We’re visual creatures: I insist that it’s best practices to have a photo of yourself as your profile picture on Twitter. Lots of people are shy, or they want to protect their privacy, so they’ll have a photo of a flower, or a close-up of their eye or something. I feel like this is a bit of a grey area. Like with online dating, I’m not saying that you can’t fake a photo or steal one from someone else. But for me, the profiles that feature nice, smiley, approachable-looking photos are the ones I’ll be more inclined to trust as “someone real” as opposed to “spambot.” Oh, and, as in online dating, please avoid ‘the bathroom mirror selfie.’
Your profile should contain specific, interesting things about you: You like walks on the beach and to snuggle?
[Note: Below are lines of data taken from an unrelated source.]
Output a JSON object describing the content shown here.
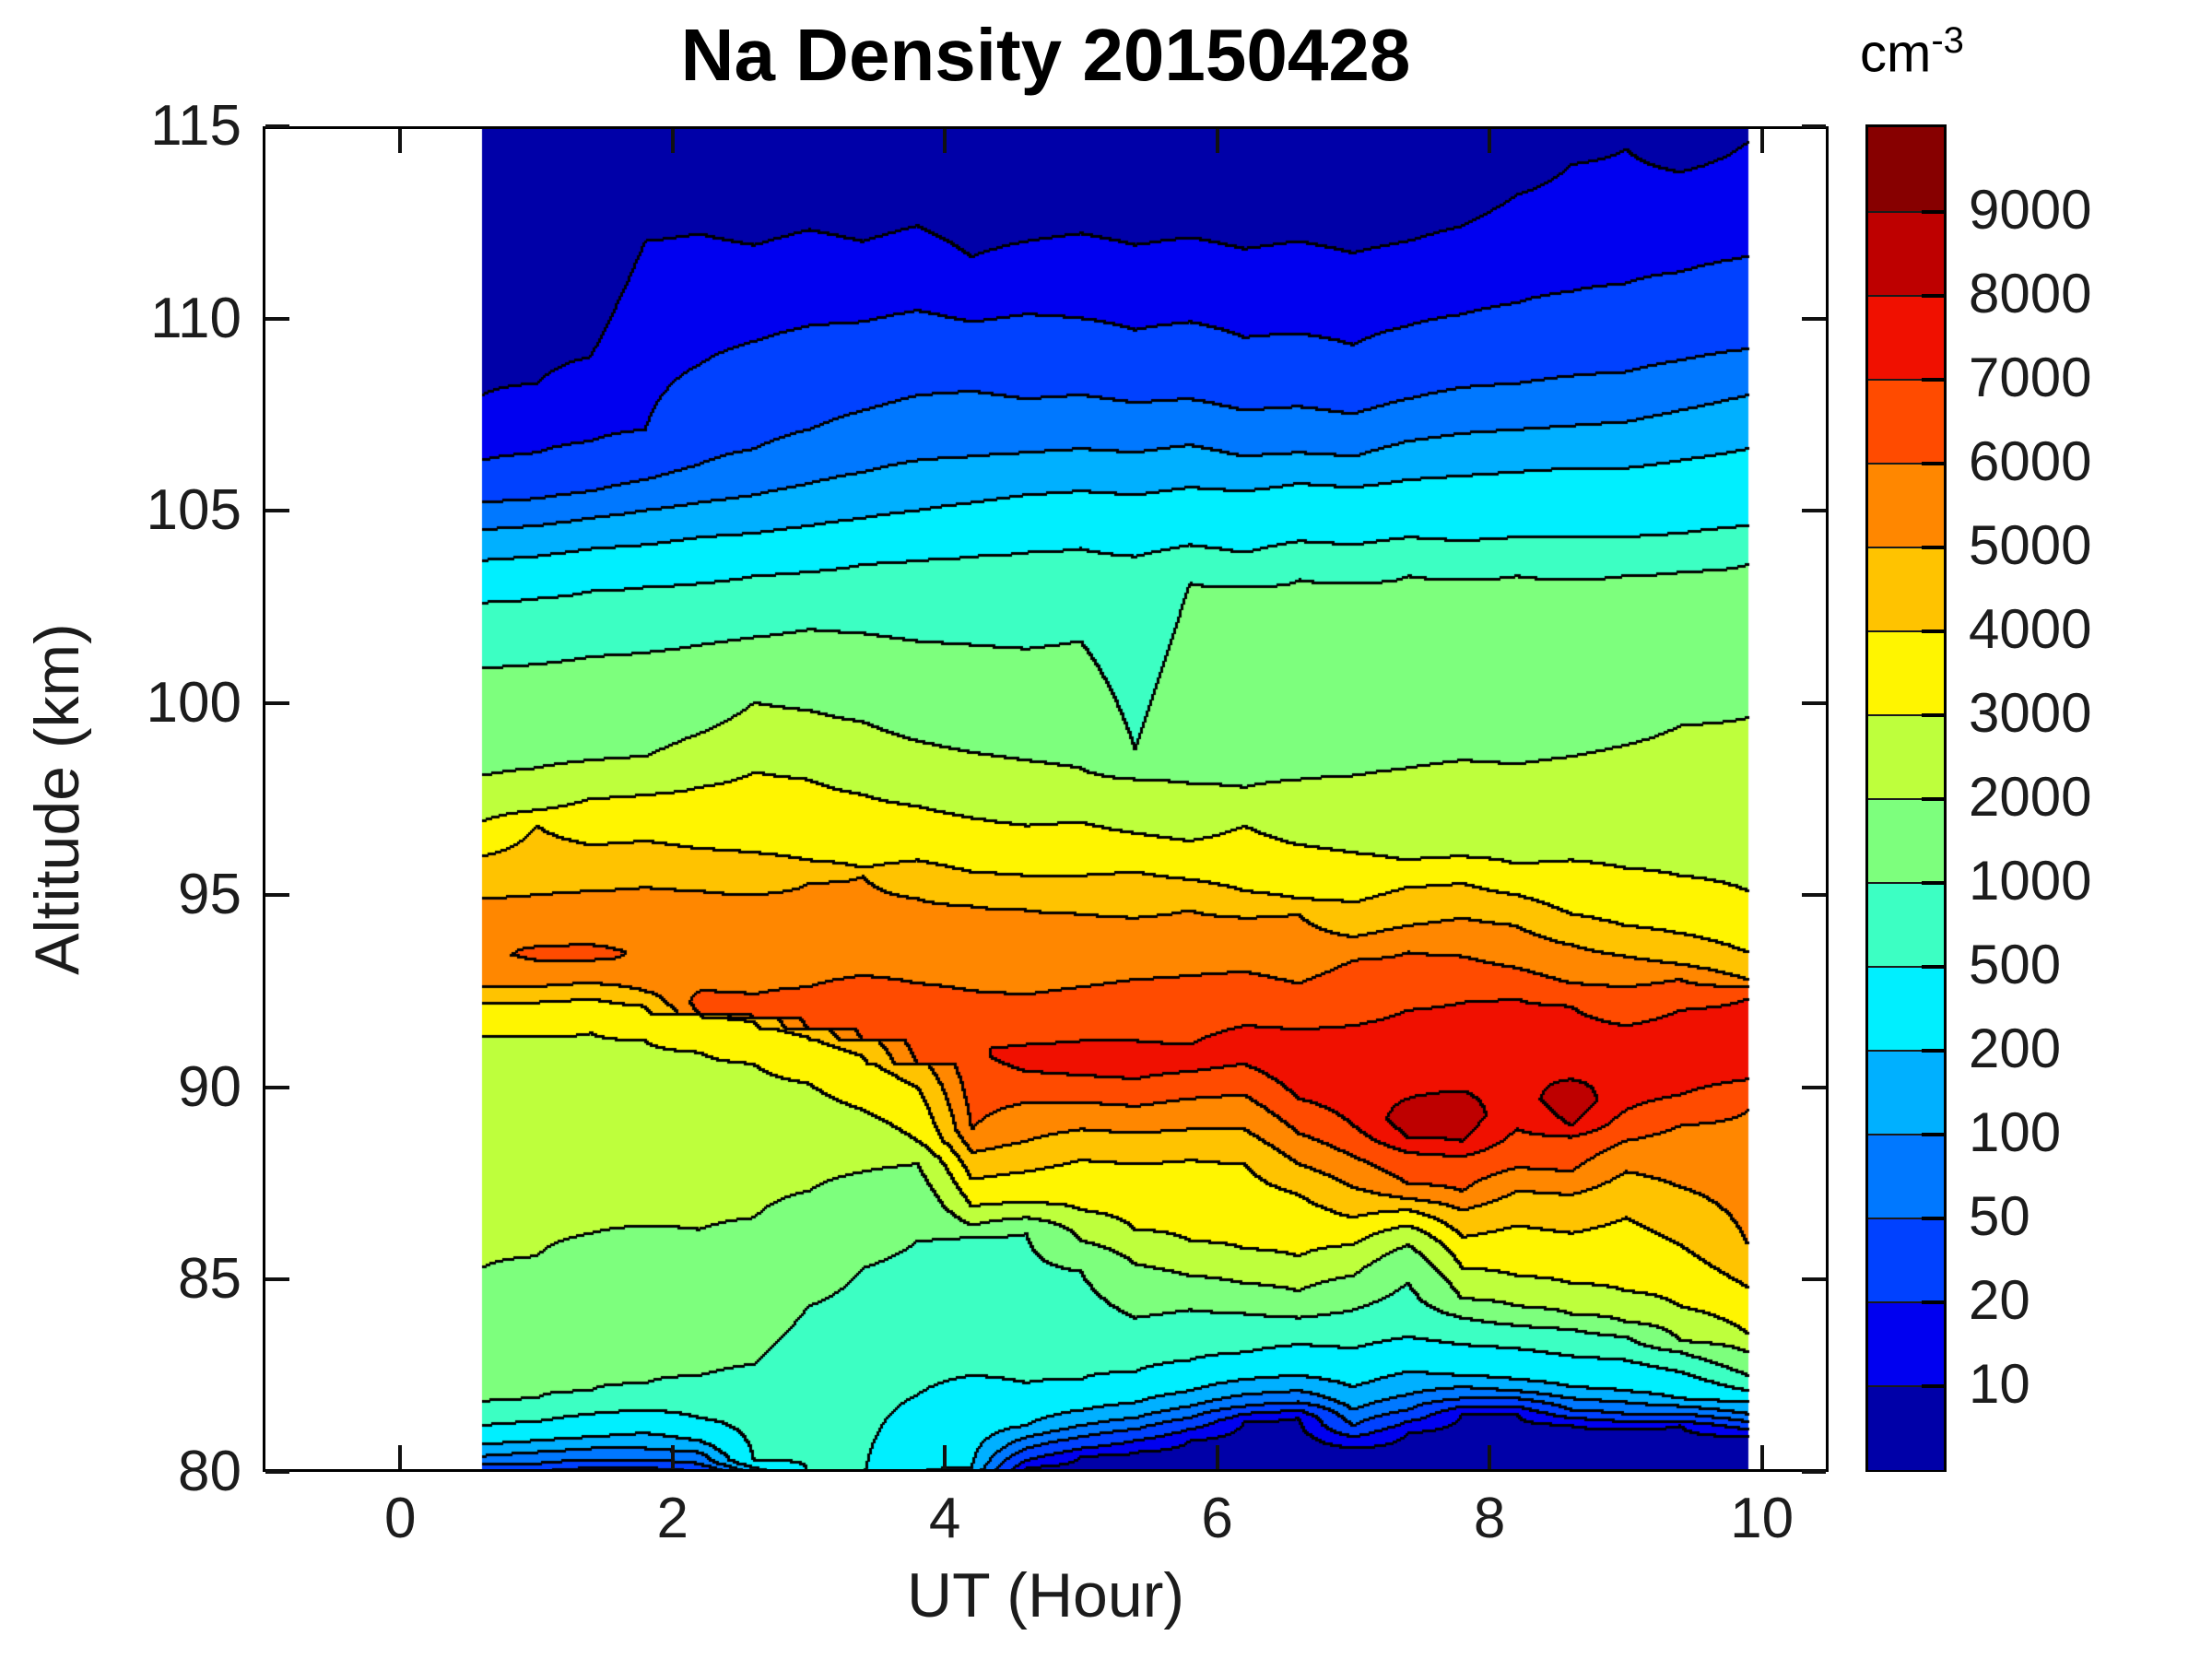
{
  "chart_data": {
    "type": "filled_contour",
    "title": "Na Density 20150428",
    "xlabel": "UT (Hour)",
    "ylabel": "Altitude (km)",
    "axes": {
      "x": {
        "range": [
          -1.01,
          10.49
        ],
        "ticks": [
          0,
          2,
          4,
          6,
          8,
          10
        ],
        "tick_labels": [
          "0",
          "2",
          "4",
          "6",
          "8",
          "10"
        ]
      },
      "y": {
        "range": [
          80,
          115
        ],
        "ticks": [
          80,
          85,
          90,
          95,
          100,
          105,
          110,
          115
        ],
        "tick_labels": [
          "80",
          "85",
          "90",
          "95",
          "100",
          "105",
          "110",
          "115"
        ]
      }
    },
    "data_time_extent": [
      0.6,
      9.9
    ],
    "colorbar": {
      "unit": "cm",
      "unit_exponent": "-3",
      "tick_labels": [
        "10",
        "20",
        "50",
        "100",
        "200",
        "500",
        "1000",
        "2000",
        "3000",
        "4000",
        "5000",
        "6000",
        "7000",
        "8000",
        "9000"
      ]
    },
    "levels": [
      10,
      20,
      50,
      100,
      200,
      500,
      1000,
      2000,
      3000,
      4000,
      5000,
      6000,
      7000,
      8000,
      9000
    ],
    "band_colors": [
      "#0000A8",
      "#0000F0",
      "#0041FF",
      "#0078FF",
      "#00B0FF",
      "#00EFFF",
      "#3CFFC3",
      "#7DFF7D",
      "#BEFF3C",
      "#FFF500",
      "#FFC300",
      "#FF8700",
      "#FF4B00",
      "#F01000",
      "#BE0000",
      "#870000"
    ],
    "x": [
      0.6,
      1.0,
      1.4,
      1.8,
      2.2,
      2.6,
      3.0,
      3.4,
      3.8,
      4.2,
      4.6,
      5.0,
      5.4,
      5.8,
      6.2,
      6.6,
      7.0,
      7.4,
      7.8,
      8.2,
      8.6,
      9.0,
      9.4,
      9.9
    ],
    "upper": {
      "10": [
        108.0,
        108.3,
        109.0,
        112.0,
        112.2,
        111.9,
        112.3,
        112.0,
        112.4,
        111.6,
        112.0,
        112.2,
        111.9,
        112.1,
        111.8,
        112.0,
        111.7,
        112.0,
        112.4,
        113.2,
        114.0,
        114.4,
        113.8,
        114.6
      ],
      "20": [
        106.3,
        106.5,
        106.8,
        107.1,
        108.8,
        109.4,
        109.8,
        109.9,
        110.2,
        109.9,
        110.1,
        110.0,
        109.7,
        109.9,
        109.5,
        109.6,
        109.3,
        109.8,
        110.1,
        110.4,
        110.7,
        110.9,
        111.2,
        111.6
      ],
      "50": [
        105.2,
        105.3,
        105.5,
        105.8,
        106.2,
        106.6,
        107.1,
        107.6,
        108.0,
        108.1,
        107.9,
        108.0,
        107.8,
        107.9,
        107.6,
        107.7,
        107.5,
        107.9,
        108.2,
        108.3,
        108.5,
        108.6,
        108.9,
        109.2
      ],
      "100": [
        104.5,
        104.6,
        104.8,
        105.0,
        105.2,
        105.4,
        105.7,
        106.0,
        106.3,
        106.4,
        106.5,
        106.6,
        106.5,
        106.7,
        106.4,
        106.5,
        106.4,
        106.8,
        107.0,
        107.1,
        107.2,
        107.3,
        107.6,
        108.0
      ],
      "200": [
        103.7,
        103.8,
        104.0,
        104.1,
        104.3,
        104.4,
        104.6,
        104.8,
        105.0,
        105.2,
        105.4,
        105.5,
        105.4,
        105.6,
        105.5,
        105.7,
        105.6,
        105.8,
        105.9,
        106.0,
        106.1,
        106.1,
        106.3,
        106.6
      ],
      "500": [
        102.6,
        102.7,
        102.9,
        103.0,
        103.1,
        103.3,
        103.4,
        103.6,
        103.7,
        103.8,
        103.9,
        104.0,
        103.8,
        104.1,
        103.9,
        104.2,
        104.1,
        104.3,
        104.2,
        104.3,
        104.3,
        104.3,
        104.4,
        104.6
      ],
      "1000": [
        100.9,
        101.0,
        101.2,
        101.3,
        101.5,
        101.7,
        101.9,
        101.8,
        101.6,
        101.5,
        101.4,
        101.6,
        98.8,
        103.1,
        103.0,
        103.2,
        103.1,
        103.3,
        103.2,
        103.3,
        103.2,
        103.3,
        103.4,
        103.6
      ],
      "2000": [
        98.1,
        98.3,
        98.5,
        98.6,
        99.2,
        100.0,
        99.8,
        99.5,
        99.0,
        98.7,
        98.5,
        98.3,
        98.0,
        97.9,
        97.8,
        98.0,
        98.1,
        98.3,
        98.5,
        98.4,
        98.6,
        98.9,
        99.4,
        99.6
      ],
      "3000": [
        96.9,
        97.2,
        97.5,
        97.6,
        97.8,
        98.2,
        98.0,
        97.6,
        97.3,
        97.0,
        96.8,
        96.9,
        96.6,
        96.4,
        96.8,
        96.3,
        96.1,
        95.9,
        96.0,
        95.8,
        95.9,
        95.7,
        95.5,
        95.1
      ],
      "4000": [
        96.0,
        96.8,
        96.3,
        96.4,
        96.2,
        96.1,
        95.9,
        95.7,
        95.9,
        95.6,
        95.5,
        95.5,
        95.6,
        95.4,
        95.1,
        94.9,
        94.8,
        95.2,
        95.3,
        95.0,
        94.5,
        94.2,
        94.0,
        93.5
      ],
      "5000": [
        94.9,
        95.0,
        95.1,
        95.2,
        95.1,
        95.0,
        95.3,
        95.5,
        94.9,
        94.7,
        94.6,
        94.5,
        94.4,
        94.6,
        94.4,
        94.5,
        93.9,
        94.2,
        94.4,
        94.2,
        93.7,
        93.4,
        93.2,
        92.8
      ],
      "6000": [
        null,
        93.65,
        93.7,
        null,
        92.5,
        92.4,
        92.6,
        92.9,
        92.7,
        92.5,
        92.4,
        92.6,
        92.8,
        92.9,
        93.0,
        92.7,
        93.3,
        93.5,
        93.4,
        93.1,
        92.7,
        92.6,
        92.8,
        92.6
      ],
      "7000": [
        null,
        null,
        null,
        null,
        null,
        null,
        null,
        null,
        null,
        null,
        91.1,
        91.2,
        91.2,
        91.1,
        91.6,
        91.5,
        91.6,
        92.0,
        92.2,
        92.3,
        92.1,
        91.6,
        92.0,
        92.3
      ],
      "8000": [
        null,
        null,
        null,
        null,
        null,
        null,
        null,
        null,
        null,
        null,
        null,
        null,
        null,
        null,
        null,
        null,
        null,
        89.7,
        89.9,
        null,
        90.2,
        null,
        null,
        null
      ]
    },
    "peak": {
      "altitude": [
        93.6,
        93.45,
        93.5,
        93.2,
        92.2,
        92.1,
        92.0,
        91.9,
        91.6,
        91.0,
        90.8,
        90.7,
        90.6,
        90.8,
        90.9,
        90.6,
        90.4,
        89.2,
        89.3,
        90.5,
        89.7,
        90.5,
        90.8,
        91.2
      ],
      "value": [
        5700,
        6350,
        6400,
        5950,
        6500,
        6600,
        6700,
        6800,
        6900,
        6950,
        7300,
        7350,
        7300,
        7500,
        7700,
        7800,
        7900,
        8600,
        8700,
        7900,
        8800,
        7900,
        7800,
        7600
      ]
    },
    "lower": {
      "8000": [
        null,
        null,
        null,
        null,
        null,
        null,
        null,
        null,
        null,
        null,
        null,
        null,
        null,
        null,
        null,
        null,
        null,
        88.7,
        88.6,
        null,
        89.0,
        null,
        null,
        null
      ],
      "7000": [
        null,
        null,
        null,
        null,
        null,
        null,
        null,
        null,
        null,
        null,
        90.4,
        90.3,
        90.2,
        90.4,
        90.6,
        89.7,
        89.0,
        88.3,
        88.2,
        88.9,
        88.7,
        89.4,
        89.8,
        90.2
      ],
      "6000": [
        null,
        93.3,
        93.3,
        null,
        91.9,
        91.8,
        91.5,
        91.2,
        90.6,
        88.9,
        89.6,
        89.6,
        89.5,
        89.7,
        89.8,
        88.8,
        88.2,
        87.5,
        87.3,
        87.9,
        87.8,
        88.6,
        89.0,
        89.4
      ],
      "5000": [
        92.6,
        92.6,
        92.7,
        92.5,
        92.3,
        92.2,
        91.9,
        91.6,
        90.9,
        88.3,
        88.6,
        88.9,
        88.8,
        88.9,
        88.9,
        88.0,
        87.4,
        87.1,
        86.8,
        87.3,
        87.2,
        87.8,
        87.4,
        85.9
      ],
      "4000": [
        92.2,
        92.2,
        92.3,
        92.1,
        91.9,
        91.7,
        91.3,
        90.8,
        90.0,
        87.6,
        87.8,
        88.1,
        88.0,
        88.1,
        88.0,
        87.2,
        86.6,
        86.8,
        86.1,
        86.4,
        86.2,
        86.6,
        85.9,
        84.8
      ],
      "3000": [
        91.3,
        91.3,
        91.4,
        91.2,
        90.9,
        90.6,
        90.1,
        89.4,
        88.6,
        86.9,
        87.0,
        86.8,
        86.3,
        86.0,
        85.8,
        85.6,
        85.9,
        86.4,
        85.3,
        85.1,
        84.9,
        84.7,
        84.3,
        83.6
      ],
      "2000": [
        85.3,
        85.6,
        86.2,
        86.4,
        86.3,
        86.6,
        87.3,
        87.8,
        88.0,
        86.4,
        86.6,
        86.0,
        85.4,
        85.1,
        84.9,
        84.7,
        85.1,
        85.9,
        84.5,
        84.3,
        84.1,
        83.9,
        83.4,
        83.1
      ],
      "1000": [
        81.8,
        81.9,
        82.1,
        82.3,
        82.5,
        82.8,
        84.3,
        85.3,
        86.0,
        86.1,
        86.2,
        85.2,
        84.0,
        84.2,
        84.1,
        84.0,
        84.2,
        84.9,
        84.0,
        83.8,
        83.7,
        83.5,
        83.1,
        82.5
      ],
      "500": [
        81.2,
        81.3,
        81.5,
        81.6,
        81.4,
        80.3,
        79.8,
        79.7,
        82.0,
        82.5,
        82.3,
        82.4,
        82.6,
        82.9,
        83.1,
        83.3,
        83.2,
        83.5,
        83.3,
        83.2,
        83.0,
        82.9,
        82.6,
        82.1
      ],
      "200": [
        80.7,
        80.8,
        80.9,
        81.0,
        80.8,
        80.1,
        79.6,
        79.6,
        79.9,
        80.1,
        81.2,
        81.6,
        81.8,
        82.1,
        82.4,
        82.5,
        82.2,
        82.6,
        82.5,
        82.4,
        82.2,
        82.1,
        81.9,
        81.8
      ],
      "100": [
        80.4,
        80.5,
        80.6,
        80.6,
        80.5,
        79.9,
        79.4,
        79.4,
        79.6,
        79.9,
        80.9,
        81.2,
        81.4,
        81.7,
        82.0,
        82.1,
        81.6,
        82.0,
        82.2,
        82.1,
        81.9,
        81.8,
        81.7,
        81.5
      ],
      "50": [
        80.2,
        80.2,
        80.3,
        80.3,
        80.2,
        79.7,
        79.2,
        79.2,
        79.4,
        79.7,
        80.6,
        80.9,
        81.1,
        81.4,
        81.7,
        81.8,
        81.2,
        81.6,
        81.9,
        81.9,
        81.6,
        81.5,
        81.5,
        81.3
      ],
      "20": [
        80.0,
        80.0,
        80.1,
        80.1,
        80.0,
        79.5,
        79.0,
        79.0,
        79.2,
        79.5,
        80.3,
        80.6,
        80.8,
        81.1,
        81.5,
        81.6,
        80.9,
        81.3,
        81.7,
        81.7,
        81.4,
        81.3,
        81.3,
        81.1
      ],
      "10": [
        79.8,
        79.8,
        79.9,
        79.9,
        79.8,
        79.3,
        78.8,
        78.8,
        79.0,
        79.3,
        80.1,
        80.4,
        80.5,
        80.8,
        81.3,
        81.4,
        80.6,
        81.0,
        81.5,
        81.5,
        81.2,
        81.1,
        81.2,
        80.9
      ]
    }
  }
}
Really??? So does everyone. I realize that you’re constrained by 160 characters in your bio, but try to make them count. If your profile is really generic, or claims you can make me millions, I’m passing on by. If your profile contains an interesting mix of business and professional, maybe something quirky and interesting, I’m going to follow you back.
Make attempts to engage: I try to look at every single new follower I get. Based on their profile, I’ll follow them back (or not). But if you attempt to engage me with an @mention, especially if that @mention is about something I do, that shows you’ve actually read my stuff, that’s an automatic follow. If you attempt to engage me in a spammy way, by trying to sell me something, that’s a huge turnoff. It works well on Twitter, as well as online dating: give to get. Try to ask lots of questions of the other person, and don’t make it all about you.
Move it from online to offline: There are few things I love more than meeting peeps IRL that I met on Twitter. And there are so many great examples! Kate Foy. Amanda Lynn Ballard. Heck, speaking of online dating, my friend Janice actually met her husband on Twitter! Social media is great–but do try, at some point, to take the relationships you’ve formed online into the real world at some point.
Keep it positive, and avoid TMI: I was at a conference the other day, and there was one person who was tweeting from the conference (although her handle had the word “bitchy” in it, so that should have been a tip-off) that was so negative! Every tweet was picking holes in something one of the speakers had said. Negativity is a huge turn-off in general. Try to keep your tweets relatively positive, don’t slam anyone (unless they really deserve it) and don’t talk about poop.